Here it was nearly impossible to see anything. What I could make out was this: the excavation had sent branch tunnels under the earthworks. I know nothing at all about fortifications. Maybe these were the original defensive tunnels being restored. The butt ends of stout timbers that I could see disappearing into the dark supported this notion, but then I caught sight of some very un-nineteenth-century-looking corrugated galvanized iron arches. What was going on here? I struck a match and lit my way to the end of the tunnel. As far as I could tell, it followed the circular curve of the existing earthworks. At the distant wall of the cavelike space, I could see where recent work had been going on. There were shovels and wheelbarrows at the end, like the coalface in the illustration of a coal mine in The Book of Knowledge I’d grown up with. I guess the idea was to hollow out a tunnel deep down under the earthworks right around the fort. I struck another match and walked back towards the relative brightness of the main excavation. Cupping my hand over the light I crossed the open part and went into the other arm of the tunnel. I didn’t have far to walk. This end of the tunnel had either not been dug yet or it had already been filled in. I picked up a shovel and worked away at the sides. Here the clay hadn’t been moved since the last glacier passed through here, maybe twelve thousand years ago. But in the middle, the earth was less densely packed. Then I caught sight of end-beams disappearing into the clay. Somebody’s dug out a cavern here and then filled it up again. What was the point, I wondered. This wasn’t part of the restoration of the fort as far as I could see. It didn’t look like archaeology to me. But, what do I know about these things?

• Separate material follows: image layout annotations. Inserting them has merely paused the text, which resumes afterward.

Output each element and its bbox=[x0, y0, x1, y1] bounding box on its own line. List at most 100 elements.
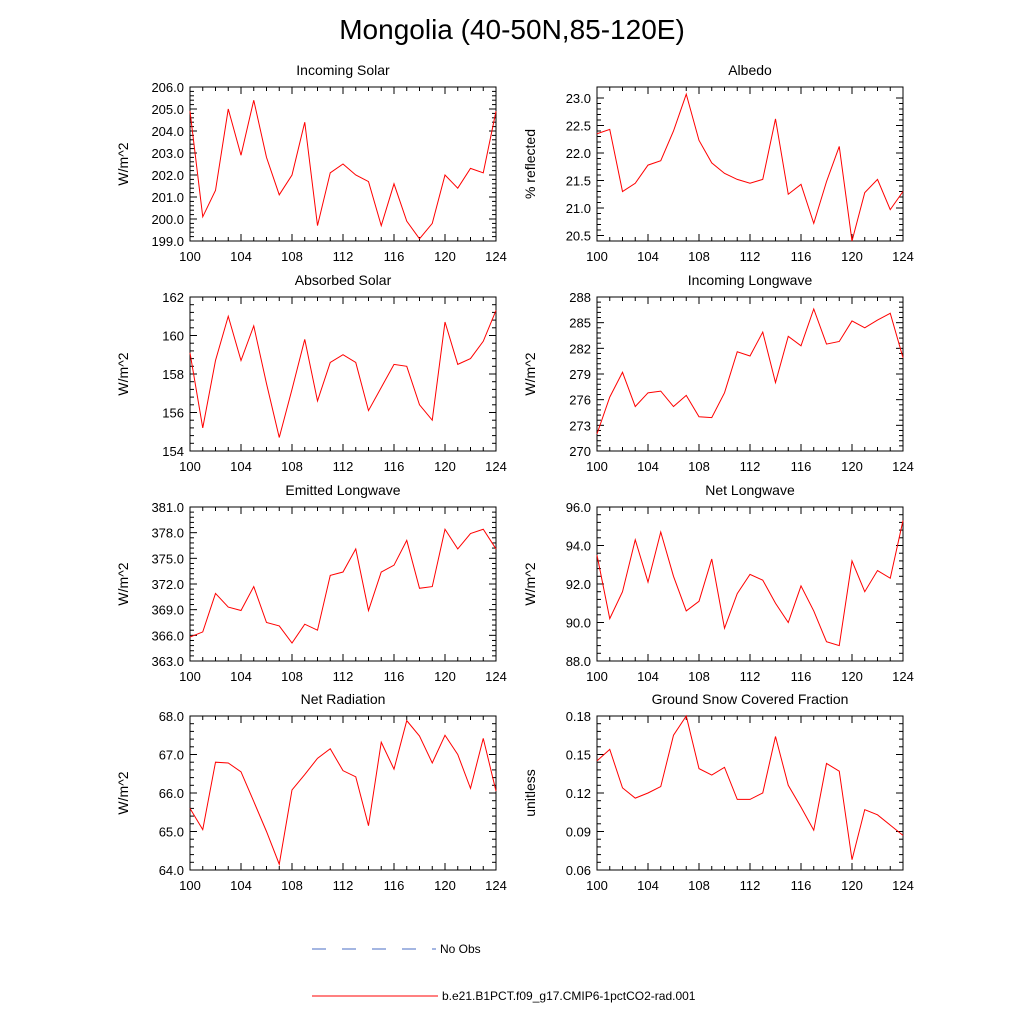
plot-frame bbox=[189, 715, 497, 871]
y-tick-label: 94.0 bbox=[566, 539, 591, 554]
x-tick-label: 112 bbox=[333, 878, 354, 893]
y-tick-label: 203.0 bbox=[151, 146, 184, 161]
x-tick-label: 100 bbox=[586, 669, 608, 684]
y-tick-label: 0.09 bbox=[566, 825, 591, 840]
y-tick-label: 162 bbox=[162, 290, 184, 305]
plot-frame bbox=[596, 715, 904, 871]
y-tick-label: 65.0 bbox=[159, 825, 184, 840]
x-tick-label: 116 bbox=[791, 669, 812, 684]
y-tick-label: 22.0 bbox=[566, 146, 591, 161]
x-tick-label: 124 bbox=[892, 878, 914, 893]
plot-frame bbox=[189, 296, 497, 452]
page-title: Mongolia (40-50N,85-120E) bbox=[339, 14, 685, 45]
x-tick-label: 100 bbox=[179, 669, 201, 684]
x-tick-label: 116 bbox=[791, 459, 812, 474]
x-tick-label: 112 bbox=[333, 459, 354, 474]
x-tick-label: 112 bbox=[333, 249, 354, 264]
legend-run-label: b.e21.B1PCT.f09_g17.CMIP6-1pctCO2-rad.00… bbox=[442, 989, 696, 1003]
x-tick-label: 104 bbox=[637, 669, 659, 684]
y-tick-label: 282 bbox=[569, 341, 591, 356]
panel-title: Incoming Solar bbox=[296, 62, 390, 78]
x-tick-label: 112 bbox=[333, 669, 354, 684]
x-tick-label: 104 bbox=[637, 459, 659, 474]
y-tick-label: 158 bbox=[162, 367, 184, 382]
x-tick-label: 116 bbox=[384, 249, 405, 264]
x-tick-label: 108 bbox=[688, 459, 710, 474]
x-tick-label: 104 bbox=[637, 249, 659, 264]
y-tick-label: 64.0 bbox=[159, 863, 184, 878]
x-tick-label: 124 bbox=[485, 459, 507, 474]
legend-no-obs-label: No Obs bbox=[440, 942, 481, 956]
y-tick-label: 204.0 bbox=[151, 124, 184, 139]
y-tick-label: 0.12 bbox=[566, 786, 591, 801]
y-tick-label: 381.0 bbox=[151, 500, 184, 515]
y-tick-label: 0.15 bbox=[566, 748, 591, 763]
y-tick-label: 279 bbox=[569, 367, 591, 382]
x-tick-label: 104 bbox=[230, 459, 252, 474]
y-tick-label: 21.5 bbox=[566, 174, 591, 189]
x-tick-label: 108 bbox=[281, 878, 303, 893]
panel-title: Net Longwave bbox=[705, 482, 795, 498]
y-axis-label: W/m^2 bbox=[115, 352, 131, 395]
panel-title: Emitted Longwave bbox=[285, 482, 400, 498]
y-tick-label: 66.0 bbox=[159, 786, 184, 801]
y-tick-label: 369.0 bbox=[151, 603, 184, 618]
y-tick-label: 366.0 bbox=[151, 628, 184, 643]
panel-title: Ground Snow Covered Fraction bbox=[652, 691, 849, 707]
x-tick-label: 120 bbox=[434, 249, 456, 264]
chart-absorbed-solar: 100 104 108 112 116 120 124 154 156 158 160 162 Abso… bbox=[115, 272, 507, 474]
x-tick-label: 124 bbox=[892, 459, 914, 474]
series-line bbox=[189, 527, 497, 644]
y-tick-label: 154 bbox=[162, 444, 184, 459]
x-tick-label: 112 bbox=[740, 878, 761, 893]
x-tick-label: 120 bbox=[434, 669, 456, 684]
y-tick-label: 202.0 bbox=[151, 168, 184, 183]
y-tick-label: 20.5 bbox=[566, 229, 591, 244]
y-tick-label: 200.0 bbox=[151, 212, 184, 227]
x-tick-label: 120 bbox=[841, 249, 863, 264]
x-tick-label: 124 bbox=[485, 249, 507, 264]
plot-frame bbox=[596, 86, 904, 242]
x-tick-label: 104 bbox=[230, 249, 252, 264]
chart-albedo: 100 104 108 112 116 120 124 20.5 21.0 21.5 22.0 22.… bbox=[522, 62, 914, 264]
x-tick-label: 108 bbox=[281, 249, 303, 264]
x-tick-label: 108 bbox=[281, 669, 303, 684]
y-tick-label: 276 bbox=[569, 393, 591, 408]
x-tick-label: 116 bbox=[791, 249, 812, 264]
y-tick-label: 206.0 bbox=[151, 80, 184, 95]
x-tick-label: 100 bbox=[586, 249, 608, 264]
y-tick-label: 201.0 bbox=[151, 190, 184, 205]
panel-title: Incoming Longwave bbox=[688, 272, 813, 288]
series-line bbox=[189, 100, 497, 240]
chart-ground-snow-covered-fraction: 100 104 108 112 116 120 124 0.06 0.09 0.12 0.15 0.1… bbox=[522, 691, 914, 893]
y-tick-label: 21.0 bbox=[566, 201, 591, 216]
x-tick-label: 116 bbox=[791, 878, 812, 893]
series-line bbox=[596, 520, 904, 647]
y-axis-label: W/m^2 bbox=[115, 771, 131, 814]
x-tick-label: 108 bbox=[688, 878, 710, 893]
x-tick-label: 124 bbox=[892, 249, 914, 264]
series-line bbox=[189, 719, 497, 867]
y-tick-label: 68.0 bbox=[159, 709, 184, 724]
y-axis-label: W/m^2 bbox=[522, 562, 538, 605]
y-axis-label: W/m^2 bbox=[115, 142, 131, 185]
x-tick-label: 104 bbox=[230, 669, 252, 684]
x-tick-label: 124 bbox=[485, 669, 507, 684]
plot-frame bbox=[596, 296, 904, 452]
x-tick-label: 116 bbox=[384, 878, 405, 893]
panel-title: Absorbed Solar bbox=[295, 272, 392, 288]
x-tick-label: 120 bbox=[434, 459, 456, 474]
y-tick-label: 96.0 bbox=[566, 500, 591, 515]
x-tick-label: 124 bbox=[892, 669, 914, 684]
y-tick-label: 156 bbox=[162, 406, 184, 421]
y-axis-label: % reflected bbox=[522, 129, 538, 199]
x-tick-label: 120 bbox=[434, 878, 456, 893]
plot-frame bbox=[189, 506, 497, 662]
y-tick-label: 92.0 bbox=[566, 577, 591, 592]
y-tick-label: 378.0 bbox=[151, 526, 184, 541]
x-tick-label: 112 bbox=[740, 249, 761, 264]
chart-incoming-solar: 100 104 108 112 116 120 124 199.0 200.0 201.0 202.… bbox=[115, 62, 507, 264]
y-tick-label: 199.0 bbox=[151, 234, 184, 249]
plot-frame bbox=[596, 506, 904, 662]
y-axis-label: unitless bbox=[522, 769, 538, 816]
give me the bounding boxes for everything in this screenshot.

A sudden light nearly knocked me over. Two beams from flashlights crossed one another like searchlights looking for enemy bombers in a wartime newsreel. I moved as fast as I could into the deepest part of the shaft, near some oil drums and tools stacked to one side. Without making a noisy clatter, I turned a wheelbarrow over and climbed under it. By now the lights were getting brighter and I could hear voices.

“Crazy, I tell you.”

“I’m not drunk like you’re thinkin’. I seen a light!”

“St. Elmo’s fire is what you saw, Kirby.”

“In October? I’m tellin’ you it was a light!”

“Well, look for yourself.” Without sticking my head out, I was all too well aware that the two beams of light were making sweeps into the excavation.

“You goin’ down to look?” dared the one called Kirby.

“Christ, you’re the one who saw the damned light. I got good pants on.”

“Well, I’ll go alone then. I’ve done it before.”

“You see lights down here all the time, eh?”

“Ah, come on, Roy, get off my back!”

“You hear anything? Listen.” The three of us listened to the night air and the distant sound of the lake for about a minute. To help, I suspended my breathing. I couldn’t do much about my heart beating against the metal bottom of the wheelbarrow, though. The first minute was lengthened towards the end of my breath. Then:

“Shit, I’m not goin’ down there again today. They don’t pay enough, you know what I mean?”

“Yeah. You could break your neck on that ladder in the dark and you won’t even see compensation ’cause we’re casual. I say,” said Roy (I think it was Roy), “since we’re casual let’s act casual and get back outta the cold before we get pneumonia.”